There’s no clip or anything, but if you notice those little rubber thingies? You can slide them along the rails to “lock” the surfboard and cooler in place.
Due to the Volkswagen Beetle’s affinity with beach culture, good times and easy going folk, it comes with a lovely fabric beach towel, a brick-built Esky (Aussie term for a cooler), some chunks of ice (transparent blue cheese slopes), 2 glass bottles and a green can.
I like to think that these are 2 bottles of Heineken and a can of Victoria Bitter. And yes, that’s one of those new printed “can” tiles! We get an extra one as well, which is a really neat accessory to get!
Lastly, here’s a look at the surfboard with the very Aussie colours of yellow and green! It’s a simple but effective build, but I love the combination of colours. Taken as a whole, this entire set seems like the most “Australian” set ever created with all these little nods to Strayan beach culture.
Update: Here’s a side by side comparison of the VW Beetle with the T1 Camper Van!
What I liked:
- So many dark azure elements!
- Build is pretty cruisy and easy for anyone to get into
- Beautiful curves
- The entire model is just a treat to behold and makes for a great display piece
- Fantastic price point
What I didn’t like:
- Gaps on the doors look a little weird
- Side mirrors
Final thoughts: What an exceptional set. There is so much to like about the 10252 Volkswagen Beetle that I have no problem proclaiming this as one of the best and most complete sets of 2016, if not ever.
LEGO have done so many things right with the Beetle that you ought to rush out and buy this immediately.
From the get-go, the Volkswagen Beetle grabs your attention with its bright and cheery dark azur paintjob. Dark azur is a fantastic colour that has typically only been found in Friends sets, so getting so many of these elements is a treat for LEGO builders. That said, you probably want to keep the Beetle intact as it’s such a gorgeous display model.

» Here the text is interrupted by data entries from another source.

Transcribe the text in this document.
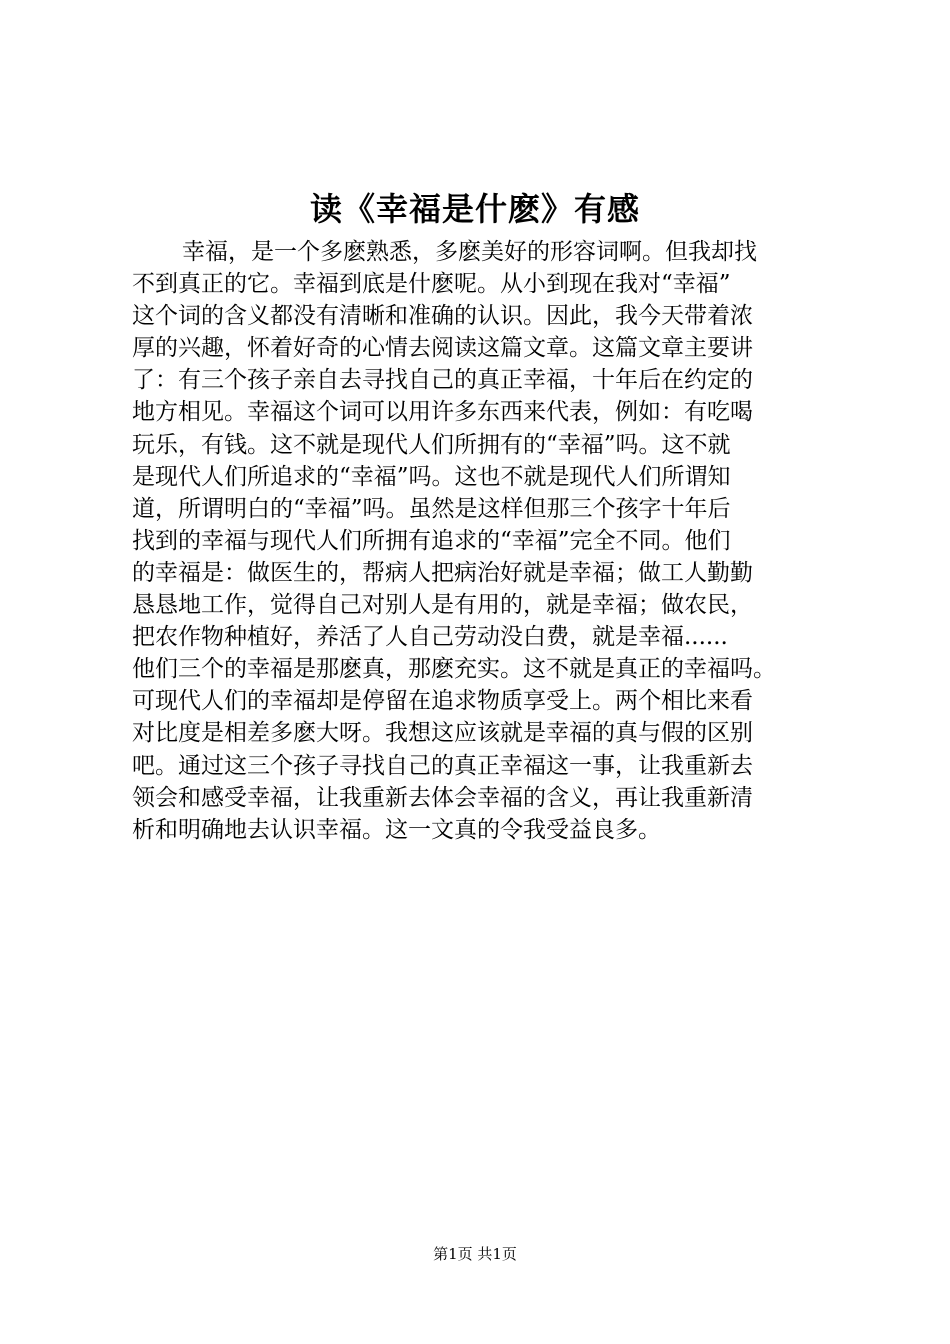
读《幸福是什麽》有感
幸福，是一个多麽熟悉，多麽美好的形容词啊。但我却找
不到真正的它。幸福到底是什麽呢。从小到现在我对“幸福”
这个词的含义都没有清晰和准确的认识。因此，我今天带着浓
厚的兴趣，怀着好奇的心情去阅读这篇文章。这篇文章主要讲
了：有三个孩子亲自去寻找自己的真正幸福，十年后在约定的
地方相见。幸福这个词可以用许多东西来代表，例如：有吃喝
玩乐，有钱。这不就是现代人们所拥有的“幸福”吗。这不就
是现代人们所追求的“幸福”吗。这也不就是现代人们所谓知
道，所谓明白的“幸福”吗。虽然是这样但那三个孩字十年后
找到的幸福与现代人们所拥有追求的“幸福”完全不同。他们
的幸福是：做医生的，帮病人把病治好就是幸福；做工人勤勤
恳恳地工作，觉得自己对别人是有用的，就是幸福；做农民，
把农作物种植好，养活了人自己劳动没白费，就是幸福......
他们三个的幸福是那麽真，那麽充实。这不就是真正的幸福吗。
可现代人们的幸福却是停留在追求物质享受上。两个相比来看
对比度是相差多麽大呀。我想这应该就是幸福的真与假的区别
吧。通过这三个孩子寻找自己的真正幸福这一事，让我重新去
领会和感受幸福，让我重新去体会幸福的含义，再让我重新清
析和明确地去认识幸福。这一文真的令我受益良多。
第1页 共1页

You’re then directed at the Beetle’s amazing curves. Insert something about how #realLEGOmodelshavecurves here. Building the Beetle and bringing these curves to life is quite an experience – you’ll be introduced to a lot of complex and clever techniques to ensure that you have a great time putting it together. The build really demonstrates how mature LEGO have become in introducing advanced techniques into retail sets.
With LEGO, I love building and displaying them and the Beetle is one heck of a model to show off. The scale and overall size of it makes it a very attractive model to look at – this is one of those LEGO sets that I will probably never disassemble. It’ll be on permanent display, just like its bigger brother, the T1 Camper Van.

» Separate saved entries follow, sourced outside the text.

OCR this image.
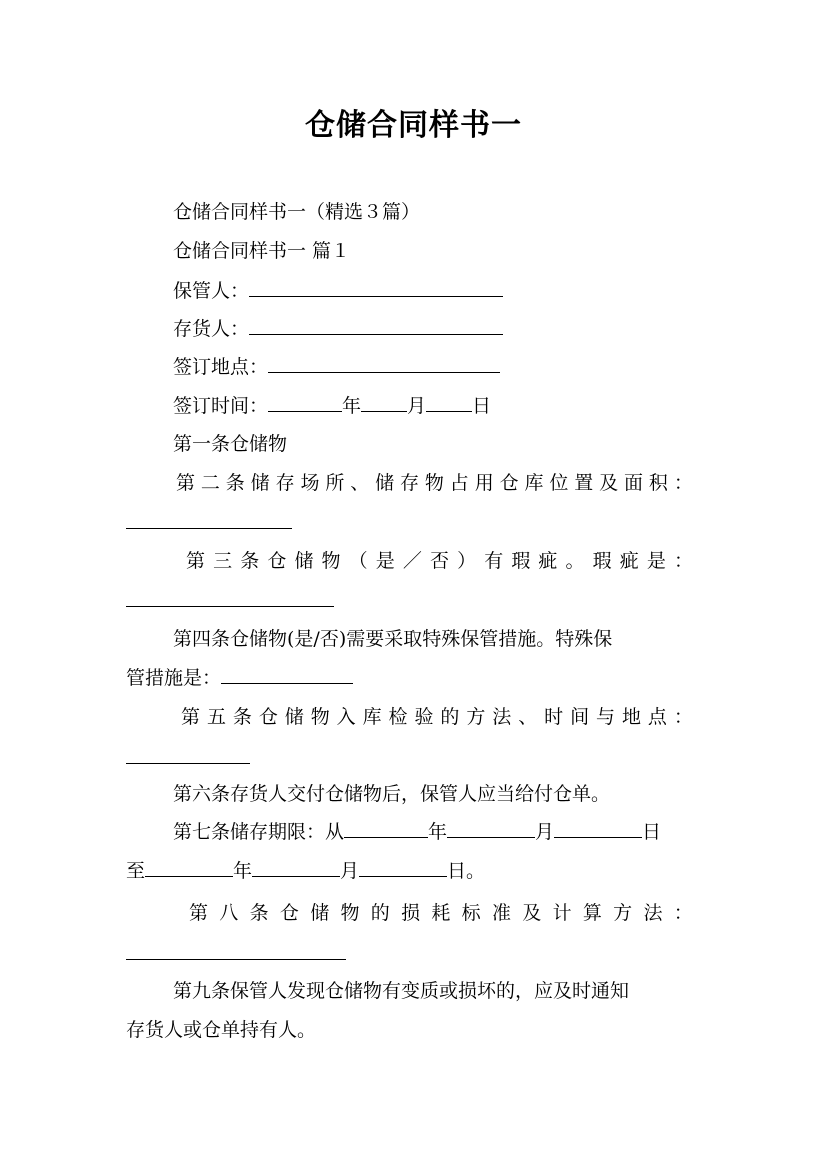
仓储合同样书一
仓储合同样书一（精选３篇）
仓储合同样书一 篇１
保管人：
存货人：
签订地点：
签订时间：	年 月 日
第一条仓储物
第 二 条 储 存 场 所 、 储 存 物 占 用 仓 库 位 置 及 面 积 ：
第 三 条 仓 储 物 （ 是 ／ 否 ） 有 瑕 疵 。 瑕 疵 是 ：
第四条仓储物(是/否)需要采取特殊保管措施。特殊保
管措施是：
第 五 条 仓 储 物 入 库 检 验 的 方 法 、 时 间 与 地 点 ：
第六条存货人交付仓储物后，保管人应当给付仓单。
第七条储存期限：从	年	月	日
至	年	月	日。
第 八 条 仓 储 物 的 损 耗 标 准 及 计 算 方 法 ：
第九条保管人发现仓储物有变质或损坏的，应及时通知
存货人或仓单持有人。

Lastly, the price point is just perfect. It’s not too expensive which means that it’ll be extremely accessible to LEGO fans the world over. For an AU$150 set, you get so much value out of it that this is one of those sets that you simply cannot pass up.

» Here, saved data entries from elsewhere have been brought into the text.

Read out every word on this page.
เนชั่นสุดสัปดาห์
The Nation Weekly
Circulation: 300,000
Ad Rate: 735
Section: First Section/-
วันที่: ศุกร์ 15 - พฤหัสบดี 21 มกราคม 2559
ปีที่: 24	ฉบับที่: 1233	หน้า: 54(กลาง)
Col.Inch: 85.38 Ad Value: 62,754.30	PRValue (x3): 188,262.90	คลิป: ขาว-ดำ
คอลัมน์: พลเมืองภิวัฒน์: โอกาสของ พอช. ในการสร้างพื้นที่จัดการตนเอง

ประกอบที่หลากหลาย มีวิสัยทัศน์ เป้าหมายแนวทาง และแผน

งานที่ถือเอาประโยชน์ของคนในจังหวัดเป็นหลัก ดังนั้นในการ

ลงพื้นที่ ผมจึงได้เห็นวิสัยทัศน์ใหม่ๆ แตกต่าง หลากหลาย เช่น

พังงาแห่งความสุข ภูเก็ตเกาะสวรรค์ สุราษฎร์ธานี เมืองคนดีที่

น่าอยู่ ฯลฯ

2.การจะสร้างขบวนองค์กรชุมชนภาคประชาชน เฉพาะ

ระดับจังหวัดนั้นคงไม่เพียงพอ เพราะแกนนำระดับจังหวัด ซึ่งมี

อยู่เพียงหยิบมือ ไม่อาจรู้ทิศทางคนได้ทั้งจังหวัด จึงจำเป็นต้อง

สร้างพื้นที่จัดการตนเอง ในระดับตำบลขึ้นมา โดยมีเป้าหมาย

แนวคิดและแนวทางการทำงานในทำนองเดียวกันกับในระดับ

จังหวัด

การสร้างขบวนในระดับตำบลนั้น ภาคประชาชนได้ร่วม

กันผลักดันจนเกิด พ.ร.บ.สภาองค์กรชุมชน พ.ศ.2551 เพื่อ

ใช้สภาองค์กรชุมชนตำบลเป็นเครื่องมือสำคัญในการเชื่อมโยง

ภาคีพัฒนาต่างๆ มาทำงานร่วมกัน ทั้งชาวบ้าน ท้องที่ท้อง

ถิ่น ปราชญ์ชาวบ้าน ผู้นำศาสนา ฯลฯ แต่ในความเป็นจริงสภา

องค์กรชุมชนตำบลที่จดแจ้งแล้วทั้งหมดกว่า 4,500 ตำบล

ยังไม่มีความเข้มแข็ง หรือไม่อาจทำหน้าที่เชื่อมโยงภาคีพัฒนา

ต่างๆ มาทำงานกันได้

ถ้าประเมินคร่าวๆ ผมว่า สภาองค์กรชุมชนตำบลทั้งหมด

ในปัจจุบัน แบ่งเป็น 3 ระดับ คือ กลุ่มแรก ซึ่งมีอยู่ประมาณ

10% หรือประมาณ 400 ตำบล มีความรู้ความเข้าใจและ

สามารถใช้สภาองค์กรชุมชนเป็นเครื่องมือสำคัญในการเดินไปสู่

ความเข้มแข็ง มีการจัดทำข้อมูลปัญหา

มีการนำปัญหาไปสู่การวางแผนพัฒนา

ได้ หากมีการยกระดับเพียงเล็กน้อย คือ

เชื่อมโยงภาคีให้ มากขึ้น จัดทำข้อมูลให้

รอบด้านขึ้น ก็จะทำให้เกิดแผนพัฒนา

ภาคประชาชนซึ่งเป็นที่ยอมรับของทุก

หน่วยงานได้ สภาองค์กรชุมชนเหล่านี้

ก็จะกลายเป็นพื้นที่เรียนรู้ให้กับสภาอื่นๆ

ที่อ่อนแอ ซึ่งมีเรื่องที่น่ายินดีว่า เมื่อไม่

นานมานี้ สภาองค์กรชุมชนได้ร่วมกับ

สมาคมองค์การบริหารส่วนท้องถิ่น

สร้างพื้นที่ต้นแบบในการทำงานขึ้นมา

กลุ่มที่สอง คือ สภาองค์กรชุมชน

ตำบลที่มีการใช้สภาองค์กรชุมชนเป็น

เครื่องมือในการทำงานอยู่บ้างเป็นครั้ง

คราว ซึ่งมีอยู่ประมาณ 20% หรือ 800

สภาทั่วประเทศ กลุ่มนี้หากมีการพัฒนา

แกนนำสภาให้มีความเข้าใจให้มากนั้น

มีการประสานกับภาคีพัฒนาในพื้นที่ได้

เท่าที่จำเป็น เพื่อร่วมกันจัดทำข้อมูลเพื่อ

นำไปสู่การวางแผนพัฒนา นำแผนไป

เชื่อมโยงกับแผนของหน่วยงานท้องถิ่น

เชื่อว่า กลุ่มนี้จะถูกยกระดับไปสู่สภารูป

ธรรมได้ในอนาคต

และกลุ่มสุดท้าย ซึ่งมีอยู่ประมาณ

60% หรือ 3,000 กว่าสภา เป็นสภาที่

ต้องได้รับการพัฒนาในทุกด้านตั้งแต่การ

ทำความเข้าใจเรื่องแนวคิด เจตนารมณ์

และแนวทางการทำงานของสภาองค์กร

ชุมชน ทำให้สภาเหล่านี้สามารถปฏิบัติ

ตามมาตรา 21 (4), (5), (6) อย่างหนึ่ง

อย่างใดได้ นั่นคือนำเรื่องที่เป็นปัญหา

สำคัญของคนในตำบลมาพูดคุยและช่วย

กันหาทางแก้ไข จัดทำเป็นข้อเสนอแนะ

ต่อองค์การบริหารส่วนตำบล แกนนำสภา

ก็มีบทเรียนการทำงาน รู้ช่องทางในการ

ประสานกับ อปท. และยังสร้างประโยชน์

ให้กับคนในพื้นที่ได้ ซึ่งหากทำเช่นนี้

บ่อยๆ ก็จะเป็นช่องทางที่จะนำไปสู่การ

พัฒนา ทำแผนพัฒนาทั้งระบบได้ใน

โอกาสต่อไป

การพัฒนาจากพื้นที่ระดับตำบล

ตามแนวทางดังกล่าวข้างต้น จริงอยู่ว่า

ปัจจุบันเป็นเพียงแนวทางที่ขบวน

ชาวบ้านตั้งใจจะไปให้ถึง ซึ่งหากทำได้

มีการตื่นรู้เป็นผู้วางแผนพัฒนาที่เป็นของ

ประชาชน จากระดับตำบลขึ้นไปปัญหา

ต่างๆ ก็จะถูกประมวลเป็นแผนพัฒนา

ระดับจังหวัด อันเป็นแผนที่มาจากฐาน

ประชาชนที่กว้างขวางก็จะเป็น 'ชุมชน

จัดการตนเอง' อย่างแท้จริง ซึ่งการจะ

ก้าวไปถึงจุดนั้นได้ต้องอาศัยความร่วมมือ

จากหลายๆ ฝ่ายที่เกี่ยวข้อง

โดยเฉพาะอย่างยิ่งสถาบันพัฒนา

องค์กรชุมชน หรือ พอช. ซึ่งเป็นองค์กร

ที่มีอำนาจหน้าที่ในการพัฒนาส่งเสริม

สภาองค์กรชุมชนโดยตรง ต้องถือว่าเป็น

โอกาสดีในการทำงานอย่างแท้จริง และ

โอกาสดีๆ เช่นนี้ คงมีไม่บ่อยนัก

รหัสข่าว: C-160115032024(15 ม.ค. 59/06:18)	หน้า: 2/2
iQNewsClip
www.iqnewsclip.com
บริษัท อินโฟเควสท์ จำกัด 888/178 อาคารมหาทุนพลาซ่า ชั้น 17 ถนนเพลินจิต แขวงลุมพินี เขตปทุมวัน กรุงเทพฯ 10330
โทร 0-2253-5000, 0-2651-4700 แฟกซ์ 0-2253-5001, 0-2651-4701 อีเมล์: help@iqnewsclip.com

LEGO 10252 Volkswagen Beetle is just satisfyingly perfect, and it has everything that you could possibly want from a Creator Expert set. If you haven’t previously considered this set, I would strongly recommend picking it up as it’s just an absolutely brilliant and exhaustive LEGO build.
The LEGO Volkswagen Beetle is now available for purchase for LEGO VIP members. I can see this set selling extremely well (and possibly going out of stock initially) so I wouldn’t wait till the general release on 1 August 2016 to order it.
Thanks so much for reading and I hope that you this review and the photos! So sorry about the missing tile in the photos – if it’s any consolation, now that I’ve spotted it, I can’t unsee it!
Let me know your thoughts on this set and if you still intend to pick it up!
This set was provided by The LEGO Group for review purposes. This does not in any way influence the review of the set.